L'anatomie du chagrin et du désir

Le corps compte fiévreusement les jours et la peau vieille et lourde dont il aspire à se débarrasser.

Il réclame le toucher de manière silencieuse et désespérée, pour remplir les espaces creux du lit.

Nous appelons cela de la romance, un feu grésillant, mais le sexe n'est que le langage de l'amour. C'est une flamme brûlante de désir.

Un grattage furieux, et un besoin profond de toucher un corps, une envie de l'âme, qui peut laisser le chagrin derrière lui.

Il y a une solitude qui traverse les foules et une autre qui est assise à côté de vous sur un canapé.

Un trou noir drapé de nuages ​​suffocants, qui sursaute à un contact bien intentionné.

Alors on s'enfuit, on court vers des pays étrangers, on change de nom, d'habitudes et de vêtements,

cherchant le sanctuaire des mains d'un étranger, pour apaiser le fantôme que personne ne connaît.

Mais la chair ne peut nous porter que jusqu'à un certain point, le chagrin s'ensuit, les frictions brûlent, rien ne fait fondre le passé.

Cela nous amène à chercher une étoile lointaine, en nous demandant combien de temps durera la paix temporaire.

Jusqu'à ce que l'esprit, cet espace brillant et planant, ouvre une porte où le jugement ne peut pas suivre.

Où les mots deviennent la peau à laquelle nous nous accrochons et réécrivons chaque espace qui semblait autrefois creux.

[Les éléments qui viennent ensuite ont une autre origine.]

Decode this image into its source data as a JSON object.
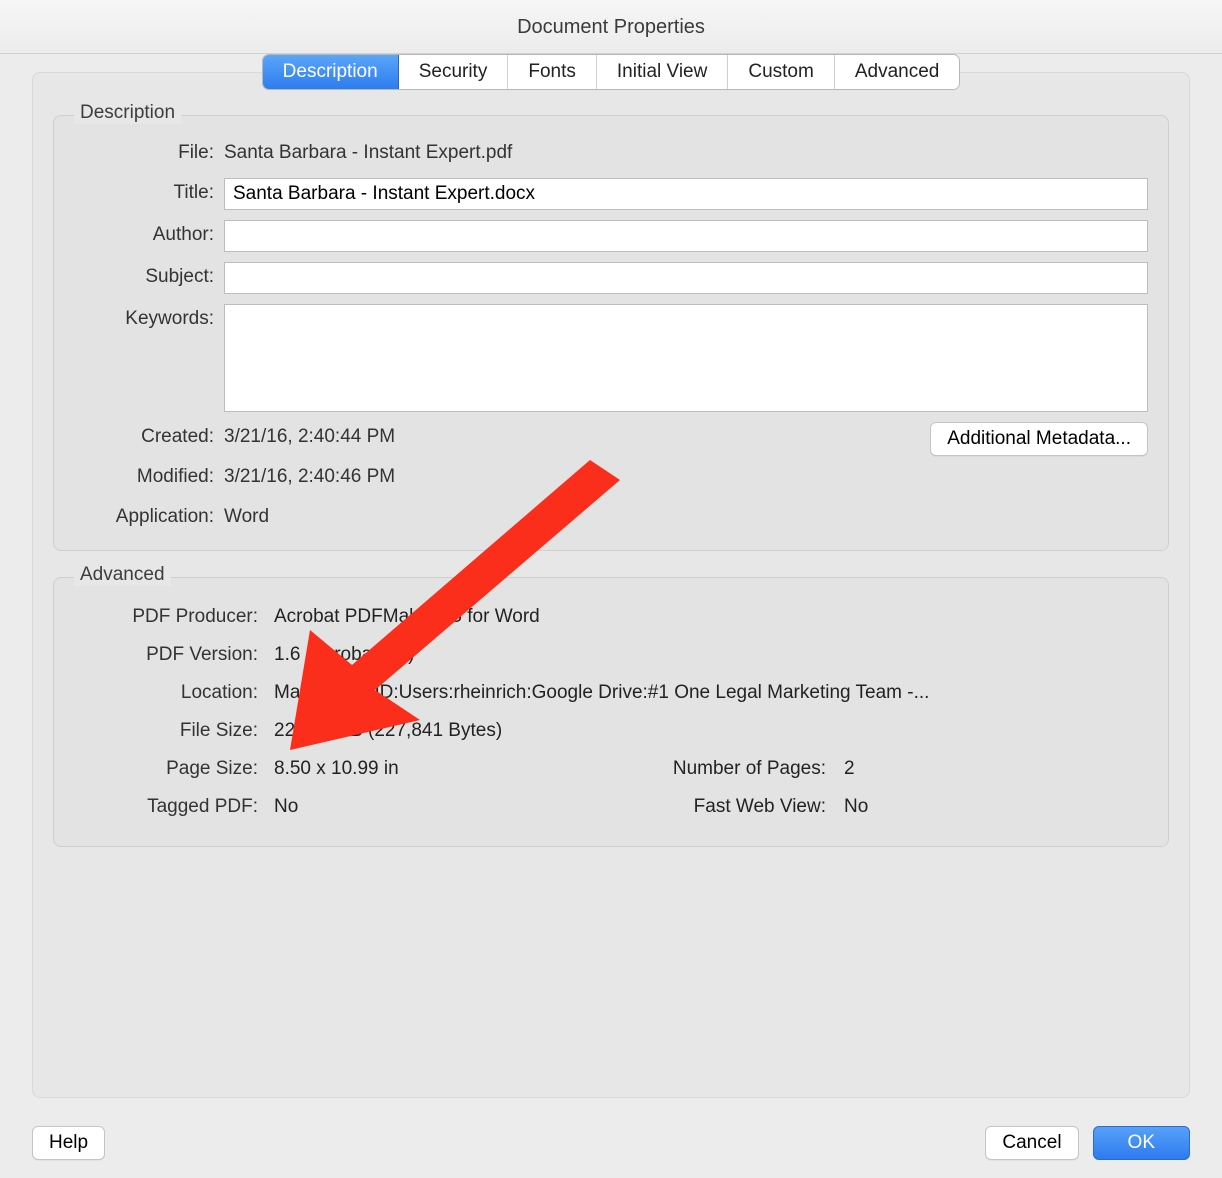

Ici, dans l'encre, les lourds fardeaux s'effacent, le gouffre se comble.

La douleur est accueillie par un soulagement féroce et indompté.

On lit, on touche, on saigne sur la page. Nous devenons sexuels dans nos désirs et nos besoins.

Une belle mascarade érotique qui peut guérir les fractures d'un deuil de toute une vie, elle remplit le vide, l'espace vide ;

l'aventure érotique commence.

L'imagination fait jaillir cette étincelle vitale, transforme l'angoisse en énergie sexuelle, ayant besoin et désirant le contact d'une âme.

Deux esprits, deux corps, ne faisant plus qu'un dans l'obscurité, se tordant non pas de douleur, mais de jouissance érotique.

Une liberté sauvage, née dans l'esprit, qui crée un merveilleux sentiment de convivialité et de liberté.

Finalement, la friction des corps crée une libération, une libération de l'esprit, du corps et de l'âme.

Ensemble, sapés par la jouissance sexuelle, ils s'effondrent dans l'unité, repus de jouissance et de désirs satisfaits.